Third, each vehicle gains rank depending on how many kills it gets. That's why its a good idea to repair used vehicles, instead of just letting them die and filling thier shoes with replacements. Also, if you later upgrade your tanks and want to get the vets in the new ones, simply recycle the old tanks prior to manufacturing the new ones. The experienced vets will pull rank to get the primo gear.
Anyway, time to explain the scenerio to explain templates. The two major online match types were "Tier 1" and "Tier 3", referred as such for a setting in the make-a-game panel that dictates how much tech you start with. Tier 1 nets you next to nothing, tier 3 has all the good high level techs, but at a basic level. To explain, it's like having firearms researched, but you have a flintlock, not a cannon. The common strategy for T3 matches was to research the heaviest bodies, heaviest cannons, and throw it all on treads to have the highest armor and health values. It was common to see ten to twenty of those deadly behemoths attack at once. Sometimes more, if it were a long match. Superheavy tanks, superheavy guns, that's the "template". That's what everyone did in those games because that was understood as "what works".
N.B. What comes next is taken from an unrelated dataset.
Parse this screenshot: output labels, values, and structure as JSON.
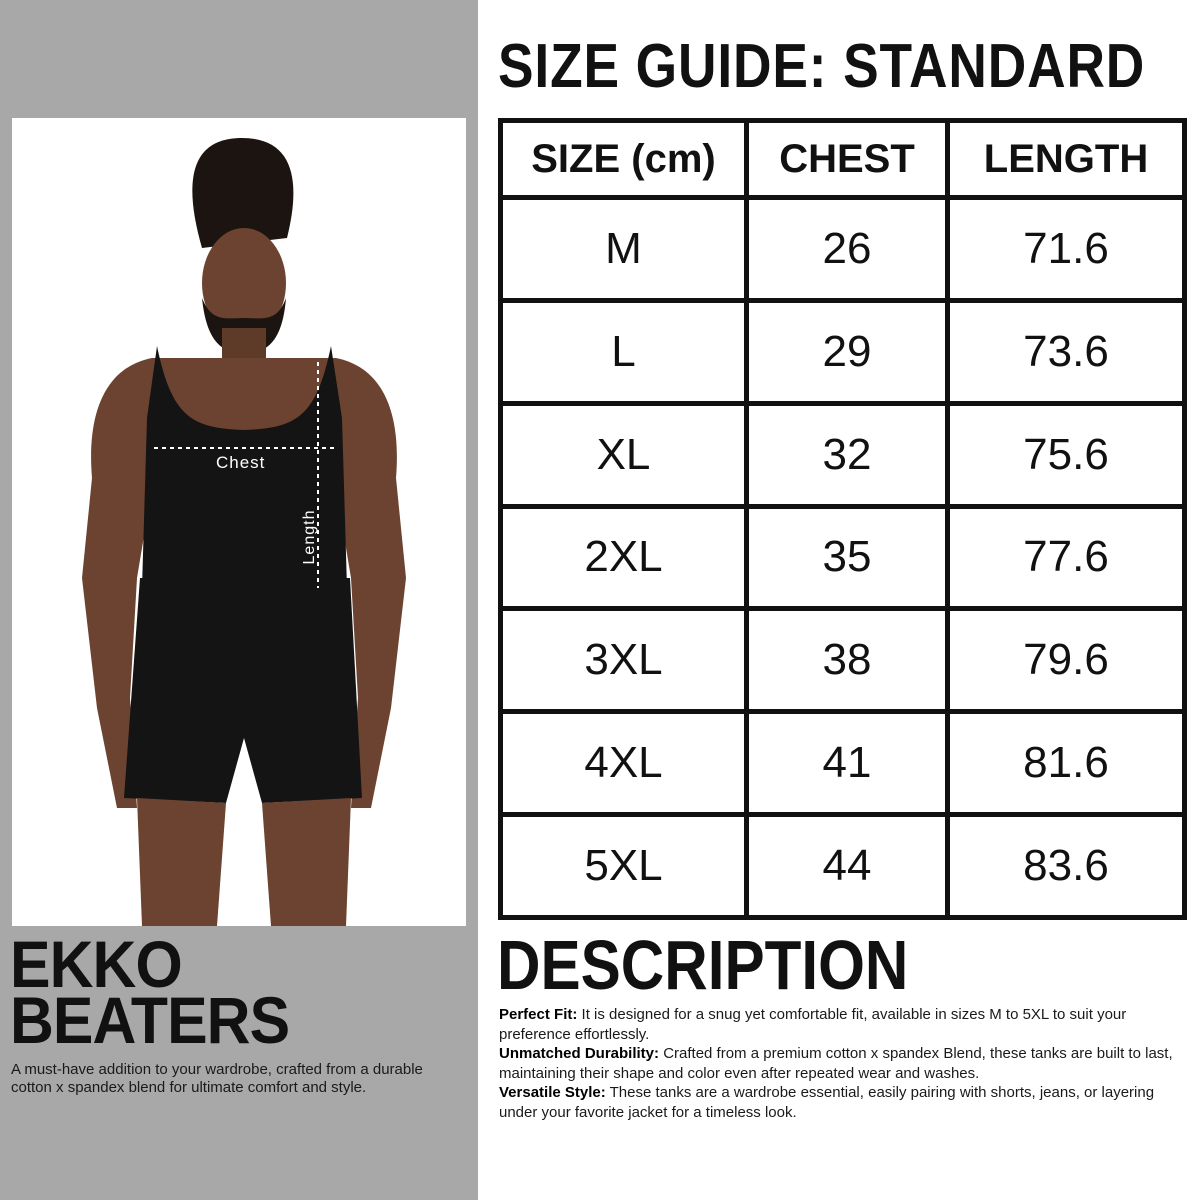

Well, one day I got tired of the same-old, same-old. Instead I used the same light body you got from the start of the game, but researched armor to the max. I used a needle gun (light cannon T3 version) instead of a Gauss. And I put it on a hovercraft chassis (high speed, low armor, low health). Result? A much cheaper vehicle that took ten seconds to manufacture instead of five minutes. I could crank out a hundred of them in the time it took someone to get ten to twenty heavy tanks. And the best part was, they could take ONE hit from a heavy tank and not die. Simple to deal with that, I simply set thier orders to retreat to my repair station upon medium damage. I then set all 100 over to the enemy base and ignored them. I then ignored them while I did some minor base repairs. I was expecting to see all 100 at my repair station, minus casualties. I recall seeing a little profanity on my screen, but was busy putting up a little more stationary defense while that was going on. Five minutes later, I notice only fifteen hovertanks at my repair facility, already tuned up. Did I lose that many tanks? Nope. Eighty were still at where the enemy base was. My hundred light tanks had not only taken out the entire enemy heavy tank force, it had also levelled the base, all without any intervention from me. It worked so well I didn't build a heavy tank ever again. I called it my "Swarm strategy" and went on to win many, many matches with it.
In closing, though Pumpkin Studios is now a thing of the past, Warzone 2100 is still with us, thanks to the amazing folks at http://wz2100.net/. Yes, you can download the entire, rebuilt game. Thanks to the WZ 2100 Resurrection Project! Go there and get it, RTS lovers. And remember, templates are great for beginners, and even better for the vets who don't use them. Know your enemy.